Been lifting for 2 years consistently and off and on before then. Really looking for someone who can help me hone in on my nutrition. I struggle with what to buy and eating frequently enough and I just don't have enough time with my job to really get it right myself. Anyone here and expert nutritionist who could help me reach some goals. I'm looking to cut some fat then try to stay at least somewhat lean from then on out. I know bulking will make me heavy but right now I'm know where near what I want and the world of nutrition just seems to time demanding for me
So after my long rant basically just looking for someone for a decent price can hook me up with a shopping list and what to eat every day. So I can really reach the next level in strength and physic


----------



## ECKSRATED (Feb 18, 2016)

Spongy is the nutrition guy around here. He's good at it too.


----------



## SuperSaiyan (Feb 18, 2016)

Whats the best way to contact him?


----------



## ToolSteel (Feb 18, 2016)

He'll be around before long


----------



## mickems (Feb 18, 2016)

Isn't his email address on his sig.?


----------



## bvs (Feb 18, 2016)

spongys email is HeliosNutrition@gmail.com

his forum sub section is
https://www.ugbodybuilding.com/forums/106-Helios-Nutrition


----------



## erny23 (May 9, 2016)

Don't overcomplicate it, just eat whenever you want... you don't have to eat 6 meals a day to grow. This is broscience. If anything it would be the opposite as studies have shown that after a meal, your test drops.

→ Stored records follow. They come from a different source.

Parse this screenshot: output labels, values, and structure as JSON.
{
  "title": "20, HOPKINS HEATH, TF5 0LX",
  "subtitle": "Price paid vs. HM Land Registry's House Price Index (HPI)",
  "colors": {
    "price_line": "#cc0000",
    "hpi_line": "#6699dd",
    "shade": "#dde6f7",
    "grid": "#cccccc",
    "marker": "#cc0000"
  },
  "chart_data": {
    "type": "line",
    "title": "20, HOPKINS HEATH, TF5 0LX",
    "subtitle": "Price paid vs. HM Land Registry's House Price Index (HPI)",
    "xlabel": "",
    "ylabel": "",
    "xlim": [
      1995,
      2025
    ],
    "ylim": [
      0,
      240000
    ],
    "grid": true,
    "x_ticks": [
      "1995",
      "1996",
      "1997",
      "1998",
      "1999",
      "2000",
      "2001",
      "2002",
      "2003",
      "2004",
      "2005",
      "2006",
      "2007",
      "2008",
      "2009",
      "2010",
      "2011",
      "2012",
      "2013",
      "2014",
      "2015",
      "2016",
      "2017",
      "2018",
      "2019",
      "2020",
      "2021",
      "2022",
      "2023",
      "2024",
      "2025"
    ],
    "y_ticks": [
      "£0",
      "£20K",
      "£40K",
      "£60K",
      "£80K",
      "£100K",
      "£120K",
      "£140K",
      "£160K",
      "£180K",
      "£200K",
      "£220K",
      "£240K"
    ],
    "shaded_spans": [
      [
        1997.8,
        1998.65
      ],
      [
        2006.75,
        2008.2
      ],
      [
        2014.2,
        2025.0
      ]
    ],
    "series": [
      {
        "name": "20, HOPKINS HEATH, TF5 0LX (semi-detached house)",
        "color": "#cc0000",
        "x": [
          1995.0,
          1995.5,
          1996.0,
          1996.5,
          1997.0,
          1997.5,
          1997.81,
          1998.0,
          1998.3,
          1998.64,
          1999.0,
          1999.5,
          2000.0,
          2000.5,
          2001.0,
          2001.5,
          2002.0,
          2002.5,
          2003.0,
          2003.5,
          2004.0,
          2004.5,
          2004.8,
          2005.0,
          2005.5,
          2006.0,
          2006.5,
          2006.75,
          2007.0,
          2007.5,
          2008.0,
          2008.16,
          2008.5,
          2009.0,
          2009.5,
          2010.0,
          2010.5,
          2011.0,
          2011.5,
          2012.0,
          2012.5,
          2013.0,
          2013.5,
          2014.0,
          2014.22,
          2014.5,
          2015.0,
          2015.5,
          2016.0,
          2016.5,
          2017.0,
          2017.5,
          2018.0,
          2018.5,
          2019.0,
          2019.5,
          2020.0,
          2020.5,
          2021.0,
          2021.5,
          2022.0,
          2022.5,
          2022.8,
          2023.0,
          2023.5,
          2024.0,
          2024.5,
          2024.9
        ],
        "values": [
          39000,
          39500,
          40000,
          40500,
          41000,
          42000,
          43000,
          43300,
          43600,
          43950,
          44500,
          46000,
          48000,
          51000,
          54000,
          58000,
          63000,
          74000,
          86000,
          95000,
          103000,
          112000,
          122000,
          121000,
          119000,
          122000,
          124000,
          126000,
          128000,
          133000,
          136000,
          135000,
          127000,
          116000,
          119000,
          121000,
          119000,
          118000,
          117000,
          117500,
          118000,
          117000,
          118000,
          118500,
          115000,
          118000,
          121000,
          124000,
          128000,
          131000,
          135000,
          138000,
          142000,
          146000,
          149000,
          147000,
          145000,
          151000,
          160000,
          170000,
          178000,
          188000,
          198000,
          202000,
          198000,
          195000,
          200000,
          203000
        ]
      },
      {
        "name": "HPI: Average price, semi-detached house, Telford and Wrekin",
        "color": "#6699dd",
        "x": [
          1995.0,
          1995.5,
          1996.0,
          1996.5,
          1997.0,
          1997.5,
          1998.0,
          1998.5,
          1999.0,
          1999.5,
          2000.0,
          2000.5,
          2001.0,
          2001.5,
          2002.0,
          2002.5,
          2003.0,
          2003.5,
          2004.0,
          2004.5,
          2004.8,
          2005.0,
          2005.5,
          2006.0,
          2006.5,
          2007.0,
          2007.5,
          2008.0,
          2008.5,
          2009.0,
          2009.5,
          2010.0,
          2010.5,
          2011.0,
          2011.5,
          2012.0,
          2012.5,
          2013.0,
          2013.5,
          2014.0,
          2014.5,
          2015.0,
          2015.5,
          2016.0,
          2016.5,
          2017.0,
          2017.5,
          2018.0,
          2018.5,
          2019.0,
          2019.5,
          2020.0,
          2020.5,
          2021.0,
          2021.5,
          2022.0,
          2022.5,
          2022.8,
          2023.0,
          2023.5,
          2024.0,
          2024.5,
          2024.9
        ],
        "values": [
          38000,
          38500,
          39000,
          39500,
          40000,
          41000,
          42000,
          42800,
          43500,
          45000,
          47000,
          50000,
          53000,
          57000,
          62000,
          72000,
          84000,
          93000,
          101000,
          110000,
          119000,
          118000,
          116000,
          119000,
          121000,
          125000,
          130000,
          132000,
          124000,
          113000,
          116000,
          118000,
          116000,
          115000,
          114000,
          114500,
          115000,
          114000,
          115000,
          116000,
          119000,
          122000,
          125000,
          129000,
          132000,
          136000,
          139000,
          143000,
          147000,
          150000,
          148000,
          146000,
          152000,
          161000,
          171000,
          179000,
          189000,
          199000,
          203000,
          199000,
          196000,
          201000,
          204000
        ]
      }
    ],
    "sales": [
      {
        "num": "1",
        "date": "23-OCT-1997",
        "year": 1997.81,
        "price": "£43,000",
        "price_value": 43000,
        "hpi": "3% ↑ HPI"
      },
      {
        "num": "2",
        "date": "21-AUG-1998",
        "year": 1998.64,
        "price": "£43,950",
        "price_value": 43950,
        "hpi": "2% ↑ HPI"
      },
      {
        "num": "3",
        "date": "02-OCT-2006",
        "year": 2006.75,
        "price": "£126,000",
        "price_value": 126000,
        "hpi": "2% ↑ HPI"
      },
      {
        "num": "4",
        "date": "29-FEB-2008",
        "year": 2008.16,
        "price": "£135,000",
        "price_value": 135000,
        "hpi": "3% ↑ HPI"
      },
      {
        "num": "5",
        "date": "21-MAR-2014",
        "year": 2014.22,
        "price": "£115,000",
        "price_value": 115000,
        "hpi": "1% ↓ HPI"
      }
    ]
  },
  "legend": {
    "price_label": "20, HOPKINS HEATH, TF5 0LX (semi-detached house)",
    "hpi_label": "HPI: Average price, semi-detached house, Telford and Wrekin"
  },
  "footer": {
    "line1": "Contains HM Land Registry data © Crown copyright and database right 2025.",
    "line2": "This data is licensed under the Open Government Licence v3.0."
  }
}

Concentrate on total calories and not eating every 2/3 hours like the supplement companies recommend.


----------



## gymrat827 (May 9, 2016)

get with our spong and he will guide you.  spend at least 12wks with him so you learn from him, so you ll know what to do when your time together is done.  

a 12wk diet followed by another 10wks of 80% of your 12wk diet will really take you a long way.  24wks can bring a lot of change.


----------